Nolan frames the book with an introduction arguing that in Christianized places — focusing on Europe — the symbols, metaphors, and mental conceptions of the world are often rooted in local pre-Christian beliefs and the cultural reception of polytheistic literature and ideas from Greece, Rome, and so on — not in Christian symbols. Part of her reason for putting so many works in conversation with one another is celebrating that continuity and cross-cultural reception. You will find excerpts and translations from many locations (Mesopotamia, Greece, Rome, Egypt, South Asia, Northern Europe …) placed alongside translations of recent poems and current polytheists’ compositions. From my standpoint as a reader, the discussion of cultural reception could have been stronger. I found it extremely exciting to see a book that told the story of cross-cultural reception into the Anglosphere, which is a much healthier way of relating to the Gods we worship than to indulge in escapist fantasies about actually being the ancients of whatever area the Gods we focus on in our practice come from. A book like this allows one to be forward-looking and additive in our practice. It is no accident that many translations of ancient works and Renaissance-to-nowadays poems or prayers are focused on the Greek and Roman pantheons, as we have had significant cross-cultural transmission of those Gods into the Anglosphere.

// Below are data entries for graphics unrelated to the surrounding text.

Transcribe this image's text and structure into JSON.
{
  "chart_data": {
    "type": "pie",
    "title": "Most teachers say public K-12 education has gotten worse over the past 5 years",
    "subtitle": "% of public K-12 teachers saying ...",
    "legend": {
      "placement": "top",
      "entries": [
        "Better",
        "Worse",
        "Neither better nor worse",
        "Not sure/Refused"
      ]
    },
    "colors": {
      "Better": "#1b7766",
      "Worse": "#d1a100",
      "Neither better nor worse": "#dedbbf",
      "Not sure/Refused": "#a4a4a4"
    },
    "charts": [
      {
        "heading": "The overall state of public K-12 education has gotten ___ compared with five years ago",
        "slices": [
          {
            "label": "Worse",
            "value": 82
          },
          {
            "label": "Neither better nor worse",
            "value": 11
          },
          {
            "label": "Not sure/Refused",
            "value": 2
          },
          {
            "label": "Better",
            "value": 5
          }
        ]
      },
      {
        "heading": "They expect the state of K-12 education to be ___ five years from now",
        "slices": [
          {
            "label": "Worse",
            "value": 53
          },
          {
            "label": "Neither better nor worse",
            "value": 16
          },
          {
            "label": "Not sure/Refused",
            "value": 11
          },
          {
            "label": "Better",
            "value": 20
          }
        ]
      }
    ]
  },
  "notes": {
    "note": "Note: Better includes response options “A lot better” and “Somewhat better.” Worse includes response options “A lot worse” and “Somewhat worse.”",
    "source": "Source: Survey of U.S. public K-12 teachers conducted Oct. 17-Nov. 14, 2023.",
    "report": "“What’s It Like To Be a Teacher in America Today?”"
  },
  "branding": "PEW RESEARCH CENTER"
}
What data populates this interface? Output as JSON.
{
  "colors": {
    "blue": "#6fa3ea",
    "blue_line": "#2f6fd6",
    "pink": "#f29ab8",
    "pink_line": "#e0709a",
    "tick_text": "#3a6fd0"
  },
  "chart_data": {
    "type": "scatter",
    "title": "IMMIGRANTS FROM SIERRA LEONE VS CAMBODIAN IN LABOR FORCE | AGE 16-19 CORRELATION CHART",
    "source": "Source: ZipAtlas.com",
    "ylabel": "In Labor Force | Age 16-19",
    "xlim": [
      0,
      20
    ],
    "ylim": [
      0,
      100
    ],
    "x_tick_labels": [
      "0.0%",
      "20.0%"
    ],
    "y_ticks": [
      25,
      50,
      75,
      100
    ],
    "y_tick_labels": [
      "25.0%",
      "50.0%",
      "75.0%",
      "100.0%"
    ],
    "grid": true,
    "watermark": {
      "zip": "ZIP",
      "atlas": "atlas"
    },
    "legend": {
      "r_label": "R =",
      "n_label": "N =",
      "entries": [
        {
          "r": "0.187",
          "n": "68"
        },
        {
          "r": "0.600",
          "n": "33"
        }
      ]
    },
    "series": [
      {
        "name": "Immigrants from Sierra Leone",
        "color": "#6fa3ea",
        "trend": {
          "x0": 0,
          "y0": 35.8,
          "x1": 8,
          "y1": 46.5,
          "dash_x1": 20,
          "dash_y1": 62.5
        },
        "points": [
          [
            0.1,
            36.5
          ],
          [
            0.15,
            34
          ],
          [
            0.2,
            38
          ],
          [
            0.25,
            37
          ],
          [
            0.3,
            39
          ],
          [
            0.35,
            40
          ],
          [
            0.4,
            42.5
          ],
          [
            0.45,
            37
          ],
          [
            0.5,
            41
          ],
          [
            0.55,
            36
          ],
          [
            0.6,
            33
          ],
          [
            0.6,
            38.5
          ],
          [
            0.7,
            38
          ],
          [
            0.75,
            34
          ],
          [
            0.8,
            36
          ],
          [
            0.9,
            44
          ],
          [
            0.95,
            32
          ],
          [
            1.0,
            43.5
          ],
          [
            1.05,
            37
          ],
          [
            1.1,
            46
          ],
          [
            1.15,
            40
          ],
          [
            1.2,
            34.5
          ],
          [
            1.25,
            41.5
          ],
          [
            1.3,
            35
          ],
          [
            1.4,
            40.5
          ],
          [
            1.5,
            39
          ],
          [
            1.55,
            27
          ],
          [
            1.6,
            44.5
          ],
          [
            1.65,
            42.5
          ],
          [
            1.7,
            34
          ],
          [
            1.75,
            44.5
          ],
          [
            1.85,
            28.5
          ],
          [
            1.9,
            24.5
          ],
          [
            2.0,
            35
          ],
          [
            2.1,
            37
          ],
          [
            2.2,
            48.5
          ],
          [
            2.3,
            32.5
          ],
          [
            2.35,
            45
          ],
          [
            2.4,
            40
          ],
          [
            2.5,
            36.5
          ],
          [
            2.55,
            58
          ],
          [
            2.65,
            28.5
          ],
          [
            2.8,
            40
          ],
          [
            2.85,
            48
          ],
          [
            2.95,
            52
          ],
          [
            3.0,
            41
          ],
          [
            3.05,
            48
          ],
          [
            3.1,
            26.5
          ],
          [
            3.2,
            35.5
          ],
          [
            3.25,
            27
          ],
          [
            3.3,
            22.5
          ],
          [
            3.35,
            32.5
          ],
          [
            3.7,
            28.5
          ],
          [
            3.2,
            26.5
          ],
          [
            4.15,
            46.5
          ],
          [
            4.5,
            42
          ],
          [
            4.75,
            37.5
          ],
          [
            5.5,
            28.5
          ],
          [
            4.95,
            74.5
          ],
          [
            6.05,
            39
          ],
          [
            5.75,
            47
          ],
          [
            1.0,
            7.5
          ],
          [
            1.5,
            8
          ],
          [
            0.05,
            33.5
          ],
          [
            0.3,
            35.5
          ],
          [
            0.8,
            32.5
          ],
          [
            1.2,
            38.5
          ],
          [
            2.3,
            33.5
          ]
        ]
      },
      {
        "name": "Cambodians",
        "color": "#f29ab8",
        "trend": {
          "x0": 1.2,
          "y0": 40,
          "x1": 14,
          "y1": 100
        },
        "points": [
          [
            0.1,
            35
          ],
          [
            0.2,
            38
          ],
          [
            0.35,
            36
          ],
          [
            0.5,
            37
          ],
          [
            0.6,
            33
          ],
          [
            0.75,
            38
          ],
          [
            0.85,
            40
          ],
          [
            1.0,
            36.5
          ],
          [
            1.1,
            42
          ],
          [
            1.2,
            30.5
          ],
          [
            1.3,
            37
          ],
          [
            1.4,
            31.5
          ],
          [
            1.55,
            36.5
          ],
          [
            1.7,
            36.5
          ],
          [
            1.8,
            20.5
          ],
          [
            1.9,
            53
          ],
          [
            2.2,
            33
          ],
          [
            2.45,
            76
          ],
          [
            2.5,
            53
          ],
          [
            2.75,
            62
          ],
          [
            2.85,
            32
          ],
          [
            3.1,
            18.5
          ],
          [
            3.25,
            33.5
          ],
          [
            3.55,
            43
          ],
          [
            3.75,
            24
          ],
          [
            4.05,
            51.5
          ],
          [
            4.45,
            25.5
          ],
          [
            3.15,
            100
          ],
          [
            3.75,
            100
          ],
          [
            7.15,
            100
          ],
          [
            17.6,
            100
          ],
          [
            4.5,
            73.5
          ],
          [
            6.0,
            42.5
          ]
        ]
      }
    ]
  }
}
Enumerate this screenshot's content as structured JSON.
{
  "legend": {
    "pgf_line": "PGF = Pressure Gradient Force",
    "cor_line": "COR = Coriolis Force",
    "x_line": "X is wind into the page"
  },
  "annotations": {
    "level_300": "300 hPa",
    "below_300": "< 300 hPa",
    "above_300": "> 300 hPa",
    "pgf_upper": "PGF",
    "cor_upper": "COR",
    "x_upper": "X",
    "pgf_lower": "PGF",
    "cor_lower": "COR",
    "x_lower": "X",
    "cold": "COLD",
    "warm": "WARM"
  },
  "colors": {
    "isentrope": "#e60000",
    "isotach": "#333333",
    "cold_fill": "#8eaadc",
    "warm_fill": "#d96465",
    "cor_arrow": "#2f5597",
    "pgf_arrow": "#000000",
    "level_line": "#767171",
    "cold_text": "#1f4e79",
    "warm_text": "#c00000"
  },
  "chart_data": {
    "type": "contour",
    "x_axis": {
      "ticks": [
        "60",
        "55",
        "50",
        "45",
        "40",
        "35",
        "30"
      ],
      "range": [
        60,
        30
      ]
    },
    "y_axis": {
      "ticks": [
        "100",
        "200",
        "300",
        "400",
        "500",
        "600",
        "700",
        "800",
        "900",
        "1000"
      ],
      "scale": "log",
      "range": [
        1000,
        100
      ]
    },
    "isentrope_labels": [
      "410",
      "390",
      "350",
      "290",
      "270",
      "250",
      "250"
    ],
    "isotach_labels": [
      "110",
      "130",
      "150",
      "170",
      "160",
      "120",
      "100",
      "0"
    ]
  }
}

While I highly recommend this book, I also have some constructive feedback. Llewellyn’s insistence on putting everything in a “pagan” framing is definitely done for SEO, but it is awkward and insensitive for a book like this. “Pagan” is a contentious term, especially internationally where it has been used as a pejorative during Christianization and the stigmatization of revivalist practitioners around the world; many people react very badly to it. (It is more accepted as a term in the United States and Britain, but especially when thinking about something with a broad scope, we need to be careful about terminology.) In addition, I doubt the ancient cultures would have embraced this term with enthusiasm given its connotations.
The book could also improve in the diversity of what it chooses to highlight from the recent past to now. The recent compositions in A Year of Pagan Prayer cover non-English languages, too, with some selections translated from things composed by members of the daughter cultures of the local polytheism, others from what must be widely-known compositions in a non-English language. A future volume (will there be one??? 😁) has an opportunity to provide a more accurate look at the cultural reception of the Gods. There are almost definitely more contemporary poets or devotees in the daughter cultures of these ancient sources whose works could be integrated into a future volume, too. There is significant effort in the Latine community, for example, to look closely at Classical reception, and I am almost positive that there are many good poems and hymns written in Portuguese or Spanish. The same can be said for any language and any cultural context that has experienced a reception (daughter-culture or cross-culturally) of these ancient, pious works. Even if we stick to the Anglosphere (and I’m speaking as an American), many anthologies like this focus on white authors due to problematic assumptions about and a lack of engagement with nonwhite poets and devotees. A future volume that uses a cultural reception/continuity framing could benefit from two or three additional editors who have complementary expertise to ensure a book like this provides a firmly holistic look at the rich history of how the Gods have been encountered in the literary and devotional traditions by all of us in contemporary times, painting a beautiful and diverse portrait of piety and praise.
I highly recommend buying this book and using it. Many of the prayers are good for daily use if you want to pray to a God, not only for following an annual rhythm.